To apply the configuration, run the following command:

$ kubectl -n nsa2 apply -f prometheus.yaml
port-forward Prometheus service
$ kubectl -n nsa2 port-forward service/prometheus 9090:9090

To check the Prometheus UI, open the following URL in a browser:

If you click on the Targets menu, you will not see any targets because the Target Allocator is managing the targets.

prometheus no target

However, if you execute the following query in the Prometheus UI, you will see the metrics data from the Spring Boot application:

jvm_cpu_recent_utilization_ratio
prometheus query

This is because the OpenTelemetry Collector is scraping metrics data from the Spring Boot application and exporting it to Prometheus.

Use OTLP HTTP Exporter

intro otlp http

To use the OTLP HTTP Exporter, you need to comment out the prometheusremotewrite exporter and uncomment the otlphttp exporter in the OpenTelemetry Collector configuration file.

        metrics:
          receivers: [otlp, prometheus]
          processors: []
          #exporters: [prometheusremotewrite]
          exporters: [otlphttp]

To apply the configuration, run the following command:

$ kubectl -n nsa2 apply -f otel-collector.yaml

The output is almost the same as the Prometheus Remote Write Exporter. The only difference is that the metrics data is exported to the OTLP HTTP endpoint.

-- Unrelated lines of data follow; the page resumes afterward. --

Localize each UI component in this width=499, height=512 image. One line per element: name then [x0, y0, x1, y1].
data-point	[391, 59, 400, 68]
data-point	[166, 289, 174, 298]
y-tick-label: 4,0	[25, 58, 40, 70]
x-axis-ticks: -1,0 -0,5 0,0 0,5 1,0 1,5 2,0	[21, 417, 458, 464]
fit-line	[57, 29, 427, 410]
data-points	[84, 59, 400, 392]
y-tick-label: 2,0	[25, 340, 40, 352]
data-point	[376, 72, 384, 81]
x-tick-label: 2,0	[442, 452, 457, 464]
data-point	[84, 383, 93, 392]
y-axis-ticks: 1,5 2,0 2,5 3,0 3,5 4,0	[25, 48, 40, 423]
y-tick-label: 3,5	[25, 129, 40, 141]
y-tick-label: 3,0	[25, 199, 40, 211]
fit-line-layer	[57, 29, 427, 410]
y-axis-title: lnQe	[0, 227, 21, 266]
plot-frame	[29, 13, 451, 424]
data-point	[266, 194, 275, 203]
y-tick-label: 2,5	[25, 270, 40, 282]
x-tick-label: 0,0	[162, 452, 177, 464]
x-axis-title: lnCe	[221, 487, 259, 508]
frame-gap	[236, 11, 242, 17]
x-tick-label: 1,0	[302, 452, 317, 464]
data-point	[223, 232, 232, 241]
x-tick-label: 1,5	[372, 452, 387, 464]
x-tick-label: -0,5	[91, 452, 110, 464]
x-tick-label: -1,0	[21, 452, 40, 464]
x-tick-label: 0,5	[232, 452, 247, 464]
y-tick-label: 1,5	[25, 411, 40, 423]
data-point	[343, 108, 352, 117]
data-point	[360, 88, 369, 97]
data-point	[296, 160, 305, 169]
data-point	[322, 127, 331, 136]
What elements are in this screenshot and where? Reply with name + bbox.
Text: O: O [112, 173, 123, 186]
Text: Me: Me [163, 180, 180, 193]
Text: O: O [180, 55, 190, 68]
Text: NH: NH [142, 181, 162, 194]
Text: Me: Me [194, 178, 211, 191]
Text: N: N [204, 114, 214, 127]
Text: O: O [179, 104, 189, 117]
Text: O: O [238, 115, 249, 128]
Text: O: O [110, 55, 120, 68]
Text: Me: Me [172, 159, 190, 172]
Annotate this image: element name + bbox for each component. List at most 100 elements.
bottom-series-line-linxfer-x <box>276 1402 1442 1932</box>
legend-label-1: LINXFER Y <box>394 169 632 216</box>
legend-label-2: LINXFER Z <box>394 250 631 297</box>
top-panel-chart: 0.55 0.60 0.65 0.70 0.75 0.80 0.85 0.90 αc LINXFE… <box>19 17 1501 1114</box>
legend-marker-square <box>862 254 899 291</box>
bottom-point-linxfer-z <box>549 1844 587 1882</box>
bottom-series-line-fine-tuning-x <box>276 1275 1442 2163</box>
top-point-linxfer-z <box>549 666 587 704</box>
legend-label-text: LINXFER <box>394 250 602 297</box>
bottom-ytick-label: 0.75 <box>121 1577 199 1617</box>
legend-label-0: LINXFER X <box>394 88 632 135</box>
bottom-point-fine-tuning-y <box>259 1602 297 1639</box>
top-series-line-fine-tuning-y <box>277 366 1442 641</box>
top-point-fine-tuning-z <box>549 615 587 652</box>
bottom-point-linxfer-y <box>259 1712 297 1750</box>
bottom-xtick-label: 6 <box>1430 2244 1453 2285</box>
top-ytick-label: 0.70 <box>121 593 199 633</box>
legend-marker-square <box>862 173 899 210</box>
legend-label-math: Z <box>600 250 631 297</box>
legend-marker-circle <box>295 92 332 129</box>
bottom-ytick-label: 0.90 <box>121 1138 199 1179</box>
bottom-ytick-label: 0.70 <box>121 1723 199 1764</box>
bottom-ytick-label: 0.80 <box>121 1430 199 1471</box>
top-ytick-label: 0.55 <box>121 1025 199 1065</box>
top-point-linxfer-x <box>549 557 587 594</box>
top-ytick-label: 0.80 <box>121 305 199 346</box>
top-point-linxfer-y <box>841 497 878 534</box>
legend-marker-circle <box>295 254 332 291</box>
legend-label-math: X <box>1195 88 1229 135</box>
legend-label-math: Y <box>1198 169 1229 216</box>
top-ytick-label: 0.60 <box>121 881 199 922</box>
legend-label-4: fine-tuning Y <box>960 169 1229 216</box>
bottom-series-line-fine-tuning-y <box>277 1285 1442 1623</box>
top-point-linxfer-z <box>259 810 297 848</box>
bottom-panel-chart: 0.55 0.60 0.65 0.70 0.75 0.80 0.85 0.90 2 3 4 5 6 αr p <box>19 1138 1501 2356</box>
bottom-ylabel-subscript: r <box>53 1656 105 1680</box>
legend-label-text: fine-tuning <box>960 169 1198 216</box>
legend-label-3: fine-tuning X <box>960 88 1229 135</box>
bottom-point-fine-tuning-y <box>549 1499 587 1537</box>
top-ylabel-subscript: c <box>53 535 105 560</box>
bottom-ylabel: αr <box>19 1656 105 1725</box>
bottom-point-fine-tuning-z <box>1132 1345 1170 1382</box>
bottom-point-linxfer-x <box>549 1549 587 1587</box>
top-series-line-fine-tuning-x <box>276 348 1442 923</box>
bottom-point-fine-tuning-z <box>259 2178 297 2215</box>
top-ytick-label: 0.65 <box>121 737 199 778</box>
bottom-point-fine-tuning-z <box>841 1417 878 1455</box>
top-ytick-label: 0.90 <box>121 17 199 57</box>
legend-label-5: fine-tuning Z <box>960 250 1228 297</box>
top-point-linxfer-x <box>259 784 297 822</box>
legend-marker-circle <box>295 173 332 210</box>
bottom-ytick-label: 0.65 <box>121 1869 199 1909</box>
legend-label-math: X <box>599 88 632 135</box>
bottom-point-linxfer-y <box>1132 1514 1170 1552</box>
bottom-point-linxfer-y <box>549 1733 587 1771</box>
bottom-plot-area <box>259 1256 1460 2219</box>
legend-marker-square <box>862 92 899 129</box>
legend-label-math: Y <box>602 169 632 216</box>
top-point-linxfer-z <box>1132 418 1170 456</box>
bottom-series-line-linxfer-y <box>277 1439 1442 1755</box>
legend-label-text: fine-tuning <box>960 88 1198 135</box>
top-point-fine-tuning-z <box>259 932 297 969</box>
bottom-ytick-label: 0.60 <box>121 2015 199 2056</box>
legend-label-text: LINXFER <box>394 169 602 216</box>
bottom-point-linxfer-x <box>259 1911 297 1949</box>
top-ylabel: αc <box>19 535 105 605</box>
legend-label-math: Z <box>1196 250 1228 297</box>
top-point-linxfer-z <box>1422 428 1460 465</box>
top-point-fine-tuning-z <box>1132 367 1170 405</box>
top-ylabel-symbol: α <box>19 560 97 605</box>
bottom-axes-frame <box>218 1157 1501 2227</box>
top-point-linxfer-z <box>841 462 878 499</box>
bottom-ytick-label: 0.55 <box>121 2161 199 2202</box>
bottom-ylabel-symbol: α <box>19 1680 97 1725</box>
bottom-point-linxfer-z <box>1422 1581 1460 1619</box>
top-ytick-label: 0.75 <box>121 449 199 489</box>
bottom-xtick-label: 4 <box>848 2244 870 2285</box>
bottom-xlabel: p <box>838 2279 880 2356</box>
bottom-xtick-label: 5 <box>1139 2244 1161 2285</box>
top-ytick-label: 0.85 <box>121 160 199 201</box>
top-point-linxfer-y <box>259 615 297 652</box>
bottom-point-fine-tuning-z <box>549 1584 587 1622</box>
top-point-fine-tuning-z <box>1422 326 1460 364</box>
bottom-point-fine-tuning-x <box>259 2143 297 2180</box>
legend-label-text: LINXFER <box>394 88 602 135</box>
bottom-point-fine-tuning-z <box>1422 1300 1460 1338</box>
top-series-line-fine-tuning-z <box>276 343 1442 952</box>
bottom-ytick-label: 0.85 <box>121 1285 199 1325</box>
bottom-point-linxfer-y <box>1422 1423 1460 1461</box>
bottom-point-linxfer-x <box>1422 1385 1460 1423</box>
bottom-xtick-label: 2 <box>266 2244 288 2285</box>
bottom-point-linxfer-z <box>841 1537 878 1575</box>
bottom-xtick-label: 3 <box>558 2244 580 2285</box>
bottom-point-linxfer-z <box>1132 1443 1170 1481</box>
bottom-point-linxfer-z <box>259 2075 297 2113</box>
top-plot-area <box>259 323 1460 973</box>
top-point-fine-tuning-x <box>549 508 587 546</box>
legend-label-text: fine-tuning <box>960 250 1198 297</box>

Benefits of using OpenTelemetry Collector and Target Allocator

The OpenTelemetry Collector and Target Allocator provide the following benefits:

  • Scalability: The OpenTelemetry Collector and Target Allocator can be scaled independently.

  • Service Discovery: The Target Allocator manages the configuration of the Collector’s Prometheus Receiver.

  • Centralized Configuration: The OpenTelemetry Collector and Target Allocator provide a centralized configuration for managing Prometheus Custom Resources like ServiceMonitors and PodMonitors.

Grafana

As for Grafana, we are going to use the same configuration as in the previous article.

grafana query

Conclusion

In this article, we discussed how to collect metrics from a Spring Boot application using OpenTelemetry Collector and how to visualize them using Prometheus and Grafana on Kubernetes. We also discussed how to use the Target Allocator to manage the configuration of the Collector’s Prometheus Receiver.